De vez en cuando, cuando vivía en Zaragoza, me gustaba invitar a toda mi familia a merendar en casa. Recuerdo una tarde concretamente, cuando aún Felipe y yo estábamos juntos, cuando aún vivíamos en la zona residencial con piscina y pista de pádel, cuando aún no nos habíamos separado. No definitivamente, me refiero, porque en aquella época él iba y venía a Madrid, a los estudios televisivos, pero siempre regresaba a Zaragoza, a nuestro hogar, con nuestro hijo, conmigo. Ni se me pasaba por la cabeza que todas esas idas y venidas ya significaban una separación en toda regla. No hay más ciego que el que no quiere ver.

Una de las cosas que me llamaban la atención es que a mí me venía bien eso de no vernos cada día, eso de no encontrarnos en el baño, en la cocina, en el pasillo, compartiendo sofá y cama. De veras, había días que no le aguantaba, que me hubiera gustado insultarle, hablarle a gritos, empujarle a otro lado. Había días que no soportaba que entrara donde yo estaba (la cocina, el estudio, el salón), que enturbiara mi estado de concentración, bien porque estaba cocinando, bien porque estaba escribiendo, bien porque simplemente yo estaba viendo la tele o leyendo un libro. Tomando una copa. Navegando por internet. Entonces, él entraba en ese mismo espacio en el que yo me encontraba y me mordía la lengua para no preguntarle «¿Qué coño quieres?». O tal vez un «¿Quieres largarte de una puta vez?».

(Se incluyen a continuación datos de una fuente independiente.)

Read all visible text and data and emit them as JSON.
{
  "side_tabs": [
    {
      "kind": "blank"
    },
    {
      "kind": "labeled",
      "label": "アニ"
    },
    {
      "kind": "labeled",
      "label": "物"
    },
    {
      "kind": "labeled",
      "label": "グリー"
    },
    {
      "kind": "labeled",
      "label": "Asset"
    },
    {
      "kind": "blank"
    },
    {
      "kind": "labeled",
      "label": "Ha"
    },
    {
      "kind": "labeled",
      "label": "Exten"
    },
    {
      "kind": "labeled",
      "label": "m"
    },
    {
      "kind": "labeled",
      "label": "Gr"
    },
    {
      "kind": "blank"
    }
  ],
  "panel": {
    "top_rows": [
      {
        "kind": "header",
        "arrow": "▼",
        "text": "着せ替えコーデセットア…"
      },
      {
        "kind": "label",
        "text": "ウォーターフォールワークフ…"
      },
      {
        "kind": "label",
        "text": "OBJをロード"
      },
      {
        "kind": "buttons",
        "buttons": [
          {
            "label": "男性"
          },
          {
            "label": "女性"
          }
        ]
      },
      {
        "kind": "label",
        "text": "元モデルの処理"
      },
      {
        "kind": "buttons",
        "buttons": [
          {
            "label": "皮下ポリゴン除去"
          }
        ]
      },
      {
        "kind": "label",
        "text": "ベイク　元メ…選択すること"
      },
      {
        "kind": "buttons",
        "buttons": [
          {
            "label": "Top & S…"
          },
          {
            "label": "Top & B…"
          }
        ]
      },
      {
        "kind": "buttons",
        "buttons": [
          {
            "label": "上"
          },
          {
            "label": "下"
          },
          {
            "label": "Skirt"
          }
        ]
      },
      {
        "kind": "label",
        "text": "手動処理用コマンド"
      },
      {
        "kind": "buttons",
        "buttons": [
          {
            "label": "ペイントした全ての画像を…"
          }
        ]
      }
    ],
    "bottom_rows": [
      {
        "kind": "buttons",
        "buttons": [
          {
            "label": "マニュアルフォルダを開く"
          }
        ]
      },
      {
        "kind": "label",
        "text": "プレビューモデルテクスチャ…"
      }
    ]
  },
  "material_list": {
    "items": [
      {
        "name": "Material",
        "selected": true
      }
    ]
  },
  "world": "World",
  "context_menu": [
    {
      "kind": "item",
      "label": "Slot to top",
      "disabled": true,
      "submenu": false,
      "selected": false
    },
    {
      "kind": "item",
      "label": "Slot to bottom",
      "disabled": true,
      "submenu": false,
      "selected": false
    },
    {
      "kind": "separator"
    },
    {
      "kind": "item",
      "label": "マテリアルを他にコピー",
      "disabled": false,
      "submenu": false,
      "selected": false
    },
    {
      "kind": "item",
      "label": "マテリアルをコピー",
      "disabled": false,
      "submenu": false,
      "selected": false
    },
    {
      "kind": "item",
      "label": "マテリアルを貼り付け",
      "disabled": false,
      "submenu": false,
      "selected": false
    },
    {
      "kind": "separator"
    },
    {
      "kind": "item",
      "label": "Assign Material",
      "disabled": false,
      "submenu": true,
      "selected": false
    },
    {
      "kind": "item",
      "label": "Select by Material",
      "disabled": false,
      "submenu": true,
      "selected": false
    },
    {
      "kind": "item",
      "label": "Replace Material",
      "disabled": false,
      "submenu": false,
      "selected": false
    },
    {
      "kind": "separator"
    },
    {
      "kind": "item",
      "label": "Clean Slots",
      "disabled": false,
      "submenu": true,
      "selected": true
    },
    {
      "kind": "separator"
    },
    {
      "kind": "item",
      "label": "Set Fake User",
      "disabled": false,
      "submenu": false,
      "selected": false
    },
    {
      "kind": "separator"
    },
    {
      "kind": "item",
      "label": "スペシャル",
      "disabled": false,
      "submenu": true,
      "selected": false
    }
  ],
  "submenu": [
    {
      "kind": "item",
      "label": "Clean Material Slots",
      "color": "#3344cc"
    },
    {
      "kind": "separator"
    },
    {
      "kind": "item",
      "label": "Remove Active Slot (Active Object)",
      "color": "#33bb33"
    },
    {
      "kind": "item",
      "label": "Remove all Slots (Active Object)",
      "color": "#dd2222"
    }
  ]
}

De veras que había días que sí que quería eso, que se largara. O largarme yo. Hacía siglos que no huía porque estaba anclada en esa vida de mujer casada que en verdad no estaba casada. ¿Dónde está el anillo? Y me miraba los dedos. ¿Dónde un certificado que indique que él y yo formamos un núcleo familiar, eh? ¿Y qué pasará con Marcos si nos separamos?, me preguntaba. Pues nada, con Marcos pasó lo que de todas maneras iba a pasar: se quedó conmigo. Un hijo y una madre, en el mismo lote. Felipe ni me propuso nada a medias. Ni tan siquiera el socorrido «yo me quedo con el niño cada dos fines de semana». Nada. Y luego, cuando ya no éramos pareja, eso de que me llamara por teléfono, eso de tener citas con él, me resultaba una maravilla, porque sentía que seguía gustándole, porque me consideraba una afortunada, porque eran horas en las que no discutíamos y en las que nos llevábamos como dos perfectos amantes. Nos convertíamos en ciegos que no querían ver. Al menos, yo.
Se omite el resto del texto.